The Industrial Development Corporation, which funded the project, calculated the electricity saving over 10years would cover operating costs, capital and interest, says Taylor. In addition, there are the climate and water treatment benefits.

This excludes the value of the clean, reclaimed water that leaves the treatment works.

Windhoek is home to 350000 people; its biogas plant can produce between 350 kilowatts and 500kW. Taylor says the electricity generated at a sewage works may not be great in the wider scheme of things, say 500kW to 600kW. This would bethe equivalent, for instance, of a biogas facility on a large dairy farm or piggery.

Water management in South Africa is a mess.
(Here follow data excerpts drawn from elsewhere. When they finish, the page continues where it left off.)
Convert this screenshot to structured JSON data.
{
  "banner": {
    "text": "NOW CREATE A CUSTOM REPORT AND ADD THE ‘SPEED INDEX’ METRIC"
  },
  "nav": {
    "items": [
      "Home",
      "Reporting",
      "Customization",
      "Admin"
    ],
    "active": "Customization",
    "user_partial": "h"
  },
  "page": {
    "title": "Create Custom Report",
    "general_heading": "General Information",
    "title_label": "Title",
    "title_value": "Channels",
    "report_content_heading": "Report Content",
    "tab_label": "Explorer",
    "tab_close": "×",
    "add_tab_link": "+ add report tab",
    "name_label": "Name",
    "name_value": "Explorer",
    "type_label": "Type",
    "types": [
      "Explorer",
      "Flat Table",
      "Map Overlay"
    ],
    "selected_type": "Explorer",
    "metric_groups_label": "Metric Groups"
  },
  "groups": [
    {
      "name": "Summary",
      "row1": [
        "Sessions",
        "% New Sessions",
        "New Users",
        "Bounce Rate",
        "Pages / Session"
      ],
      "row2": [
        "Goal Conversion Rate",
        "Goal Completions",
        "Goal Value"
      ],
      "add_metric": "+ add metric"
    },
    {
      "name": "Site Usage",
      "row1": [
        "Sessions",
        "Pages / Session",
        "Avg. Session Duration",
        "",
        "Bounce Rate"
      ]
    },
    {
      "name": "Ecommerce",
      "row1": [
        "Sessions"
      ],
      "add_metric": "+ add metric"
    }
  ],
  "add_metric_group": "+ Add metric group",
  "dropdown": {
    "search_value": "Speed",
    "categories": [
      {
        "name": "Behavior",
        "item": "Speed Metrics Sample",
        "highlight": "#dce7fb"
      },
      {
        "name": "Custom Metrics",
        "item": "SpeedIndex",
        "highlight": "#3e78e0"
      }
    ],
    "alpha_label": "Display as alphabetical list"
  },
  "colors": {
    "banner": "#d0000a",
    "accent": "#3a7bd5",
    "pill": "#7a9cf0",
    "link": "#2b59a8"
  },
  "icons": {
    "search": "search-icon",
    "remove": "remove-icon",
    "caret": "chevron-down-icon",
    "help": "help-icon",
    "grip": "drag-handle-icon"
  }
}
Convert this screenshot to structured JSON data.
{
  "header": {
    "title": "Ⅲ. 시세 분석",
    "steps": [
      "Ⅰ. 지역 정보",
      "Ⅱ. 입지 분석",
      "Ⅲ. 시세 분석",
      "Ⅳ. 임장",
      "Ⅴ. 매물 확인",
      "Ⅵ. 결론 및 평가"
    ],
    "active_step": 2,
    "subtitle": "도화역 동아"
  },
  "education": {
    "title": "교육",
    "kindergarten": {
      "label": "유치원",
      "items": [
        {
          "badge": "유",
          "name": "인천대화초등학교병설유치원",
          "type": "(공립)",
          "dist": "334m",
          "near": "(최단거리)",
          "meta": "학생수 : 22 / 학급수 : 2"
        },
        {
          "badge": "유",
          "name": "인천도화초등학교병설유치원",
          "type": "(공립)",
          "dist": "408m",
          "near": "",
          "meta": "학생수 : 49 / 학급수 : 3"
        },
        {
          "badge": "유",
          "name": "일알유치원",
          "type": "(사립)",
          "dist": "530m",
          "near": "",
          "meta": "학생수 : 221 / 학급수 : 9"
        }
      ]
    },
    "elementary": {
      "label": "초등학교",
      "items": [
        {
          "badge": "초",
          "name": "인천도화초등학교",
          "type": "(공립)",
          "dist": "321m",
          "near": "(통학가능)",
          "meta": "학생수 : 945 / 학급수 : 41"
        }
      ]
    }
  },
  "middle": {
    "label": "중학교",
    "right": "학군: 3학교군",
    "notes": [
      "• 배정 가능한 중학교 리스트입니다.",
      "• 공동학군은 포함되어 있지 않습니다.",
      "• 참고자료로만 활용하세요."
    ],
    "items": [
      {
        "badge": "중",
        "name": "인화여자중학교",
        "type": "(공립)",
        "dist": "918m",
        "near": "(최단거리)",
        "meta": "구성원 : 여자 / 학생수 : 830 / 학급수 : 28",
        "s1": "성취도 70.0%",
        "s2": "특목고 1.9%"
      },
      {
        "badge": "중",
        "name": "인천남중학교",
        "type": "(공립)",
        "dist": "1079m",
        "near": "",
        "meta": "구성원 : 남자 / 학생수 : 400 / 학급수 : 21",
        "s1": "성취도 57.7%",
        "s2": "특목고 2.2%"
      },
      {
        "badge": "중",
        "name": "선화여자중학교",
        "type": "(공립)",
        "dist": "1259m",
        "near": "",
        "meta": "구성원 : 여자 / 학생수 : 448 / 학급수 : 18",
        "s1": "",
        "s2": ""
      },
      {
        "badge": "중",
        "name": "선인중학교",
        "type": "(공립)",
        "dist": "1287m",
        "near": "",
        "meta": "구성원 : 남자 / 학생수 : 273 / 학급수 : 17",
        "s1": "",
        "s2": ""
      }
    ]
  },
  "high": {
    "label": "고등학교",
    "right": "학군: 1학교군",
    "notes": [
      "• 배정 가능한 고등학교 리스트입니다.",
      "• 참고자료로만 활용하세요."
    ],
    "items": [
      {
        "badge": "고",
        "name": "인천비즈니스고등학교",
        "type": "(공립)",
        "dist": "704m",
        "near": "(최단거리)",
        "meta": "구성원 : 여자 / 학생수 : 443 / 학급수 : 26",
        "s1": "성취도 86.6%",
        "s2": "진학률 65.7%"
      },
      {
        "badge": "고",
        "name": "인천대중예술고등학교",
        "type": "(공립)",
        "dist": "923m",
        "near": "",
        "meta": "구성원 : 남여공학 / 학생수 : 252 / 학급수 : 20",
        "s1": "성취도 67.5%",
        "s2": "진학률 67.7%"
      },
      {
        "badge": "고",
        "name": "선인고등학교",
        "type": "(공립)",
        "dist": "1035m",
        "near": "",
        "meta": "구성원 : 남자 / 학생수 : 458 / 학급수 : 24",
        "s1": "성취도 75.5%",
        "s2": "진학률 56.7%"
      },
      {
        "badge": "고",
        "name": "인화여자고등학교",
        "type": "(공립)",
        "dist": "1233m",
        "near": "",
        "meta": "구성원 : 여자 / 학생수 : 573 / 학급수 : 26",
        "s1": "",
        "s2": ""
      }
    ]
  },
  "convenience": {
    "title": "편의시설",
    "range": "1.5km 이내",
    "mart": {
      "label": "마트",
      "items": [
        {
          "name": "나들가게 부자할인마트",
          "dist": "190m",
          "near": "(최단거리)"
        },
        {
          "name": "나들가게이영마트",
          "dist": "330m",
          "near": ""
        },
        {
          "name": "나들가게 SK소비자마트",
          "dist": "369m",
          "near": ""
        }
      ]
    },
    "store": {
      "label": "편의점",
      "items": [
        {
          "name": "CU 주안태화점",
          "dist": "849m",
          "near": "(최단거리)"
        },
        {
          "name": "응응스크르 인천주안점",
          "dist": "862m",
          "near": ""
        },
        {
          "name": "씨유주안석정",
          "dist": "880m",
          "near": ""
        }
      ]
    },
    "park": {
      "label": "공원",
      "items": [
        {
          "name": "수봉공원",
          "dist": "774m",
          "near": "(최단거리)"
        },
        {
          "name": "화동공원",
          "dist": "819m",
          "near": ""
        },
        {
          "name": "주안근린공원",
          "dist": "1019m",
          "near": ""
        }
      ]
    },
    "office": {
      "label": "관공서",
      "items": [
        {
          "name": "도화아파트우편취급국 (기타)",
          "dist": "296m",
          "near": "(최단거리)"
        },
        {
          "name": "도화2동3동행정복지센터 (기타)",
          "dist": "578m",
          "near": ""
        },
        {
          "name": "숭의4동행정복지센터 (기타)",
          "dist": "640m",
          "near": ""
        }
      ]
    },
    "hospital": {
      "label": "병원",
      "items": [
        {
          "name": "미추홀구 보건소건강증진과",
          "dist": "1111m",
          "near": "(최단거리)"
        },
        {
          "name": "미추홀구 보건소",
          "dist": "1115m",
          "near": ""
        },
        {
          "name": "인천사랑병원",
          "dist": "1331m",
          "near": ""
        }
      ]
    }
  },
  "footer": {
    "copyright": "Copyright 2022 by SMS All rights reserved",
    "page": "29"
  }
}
Talbot & Talbot, which specialises in water and waste water solutions, quotes the National Water and Sanitation Plan of 2018, which showed 44% of South Africa’s water treatment facilities pose a health risk and 11% are dysfunctional and pose a critical health risk.

But Talbot & Talbot’s Helen Hulett says the huge escalation in water management costs will make municipalities take notice. Electricity prices are up by 230% since 2009 and water by 182%, compared withthe consumer price index, which is up by 70% in the same period.

Hulett says water and energy costs “are increasing at such a rate they are self-driving out of sheer necessity the need to adopt technologies to manage these resources”.